Sex During Pregnancy

It is completely safe to have sex during pregnancy unless your doctor or midwife has told you not to do so.

Having sex will not harm your baby. A penis or a penetrative sex toy can't enter outside your vagina, and your baby can't tell what's going on.

However, it's normal for your sex drive to change during pregnancy. This isn't something to worry about, but it's helpful to talk about it with your sexual partner.

You may have a lot of fun having sex during pregnancy, or just feel like you just don't want to. You can find other ways to love or be loved. The most important thing is to talk about your feelings with your partner.

If your pregnancy is normal and you have no complications, having sex and orgasms won't increase your risk of going into labour early or cause a miscarriage.

Later in pregnancy, an orgasm or even sex can set off mild contractions. If this happens, you will feel that the muscles in your womb have hardened. These are known as Braxton Hicks contractions and can be uncomfortable, but they are completely normal and there is no need for alarm. You can try some relaxation techniques or simply lie down until the contractions pass.

Sex During Pregnancy

What To Expect From Sex During Pregnancy?

Sex during pregnancy can feel different from what it felt like before you were pregnant.

When you're pregnant, hormones and extra blood flow to your genitals can make sex more enjoyable. But symptoms like breast pain and nausea, as well as your growing belly, can also make sex uncomfortable.

Also, it’s normal to have mild stomach cramps or contractions during or right after sex. These cramps might happen because the muscles in your uterus contract during orgasm. Cramps can also be triggered by hormones in a male partner’s semen.

If you have mild cramps during or after sex, you can ease your discomfort by taking a warm shower or bath or using a heat pack.

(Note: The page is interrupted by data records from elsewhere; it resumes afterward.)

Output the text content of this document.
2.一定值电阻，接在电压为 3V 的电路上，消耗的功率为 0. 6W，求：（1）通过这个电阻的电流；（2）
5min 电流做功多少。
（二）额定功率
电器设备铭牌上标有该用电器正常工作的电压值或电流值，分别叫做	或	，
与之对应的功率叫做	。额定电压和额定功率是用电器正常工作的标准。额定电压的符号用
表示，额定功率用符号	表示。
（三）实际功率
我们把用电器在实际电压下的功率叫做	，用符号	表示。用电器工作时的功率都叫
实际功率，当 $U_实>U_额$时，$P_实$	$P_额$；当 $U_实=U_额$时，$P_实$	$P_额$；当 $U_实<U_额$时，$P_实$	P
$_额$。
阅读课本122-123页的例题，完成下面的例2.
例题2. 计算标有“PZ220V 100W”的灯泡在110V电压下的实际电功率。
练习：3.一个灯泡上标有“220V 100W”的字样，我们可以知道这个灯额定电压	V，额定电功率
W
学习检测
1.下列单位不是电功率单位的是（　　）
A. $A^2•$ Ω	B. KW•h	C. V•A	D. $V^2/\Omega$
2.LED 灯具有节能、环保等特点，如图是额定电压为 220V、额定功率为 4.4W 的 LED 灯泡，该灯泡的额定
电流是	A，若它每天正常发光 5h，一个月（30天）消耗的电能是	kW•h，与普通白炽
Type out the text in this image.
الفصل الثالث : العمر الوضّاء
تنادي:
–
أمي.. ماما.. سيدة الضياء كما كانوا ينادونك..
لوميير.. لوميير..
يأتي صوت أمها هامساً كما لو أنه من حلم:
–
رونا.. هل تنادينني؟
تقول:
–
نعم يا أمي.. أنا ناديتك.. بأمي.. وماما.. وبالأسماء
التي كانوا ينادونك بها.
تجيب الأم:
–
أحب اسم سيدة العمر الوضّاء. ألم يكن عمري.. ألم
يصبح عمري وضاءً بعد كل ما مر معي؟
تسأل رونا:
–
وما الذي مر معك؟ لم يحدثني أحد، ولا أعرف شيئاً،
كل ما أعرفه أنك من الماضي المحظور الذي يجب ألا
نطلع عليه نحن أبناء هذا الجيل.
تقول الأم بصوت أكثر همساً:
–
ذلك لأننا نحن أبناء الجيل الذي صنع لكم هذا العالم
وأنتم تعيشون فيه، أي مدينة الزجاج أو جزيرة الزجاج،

Is Sex Safe During Pregnancy?

If your pregnancy is going smoothly, then it’s safe to have sex and orgasm while you’re pregnant.

You may worry that sex will harm the baby. But your baby is well protected and sealed in the amniotic sac, so you can't hurt your baby

There are some situations where sex might be unsafe during pregnancy. These might be if you:

  • have shown signs of a possible miscarriage or preterm labour
  • have a history of cervical weakness
  • have been experiencing severe abdominal pain or cramps
  • have been diagnosed with placenta praevia
  • have vaginal bleeding, or the bleeding has stopped but the cause is unclear
  • think your waters have broken.

Sex During Pregnancy

Sex During Pregnancy: When To Be Worried

If you notice any of these symptoms after sex during pregnancy, call your doctor, midwife or go to the hospital right away:

  • severe stomach cramps or contractions that get stronger and more regular
  • bleeding
  • sharp stomach pain
  • dizziness, nausea or vomiting
  • fever or chills
  • vaginal discharge that looks or smells different.

When To Avoid Sex

A nurse or doctor may advise a woman to avoid intercourse during pregnancy if she experiences the following:

  • Problems with the cervix that can increase your chances of miscarriage or going into early labor
  • pregnancy with twins
  • placenta previa, where the placenta partially or entirely covers the entrance to the cervix
  • cervical incompetence, where the cervix opens prematurely
  • a history of going into premature labor
  • substantial blood loss or unexplained vaginal bleeding
  • leaking amniotic fluid
  • the waters have broken, which may increase the risk of infection

It is essential that a pregnant woman protect herself and her baby from sexually transmitted infections (STIs). This means using barrier contraception, such as condoms or dental dams, during all sexual activity with new sexual partners.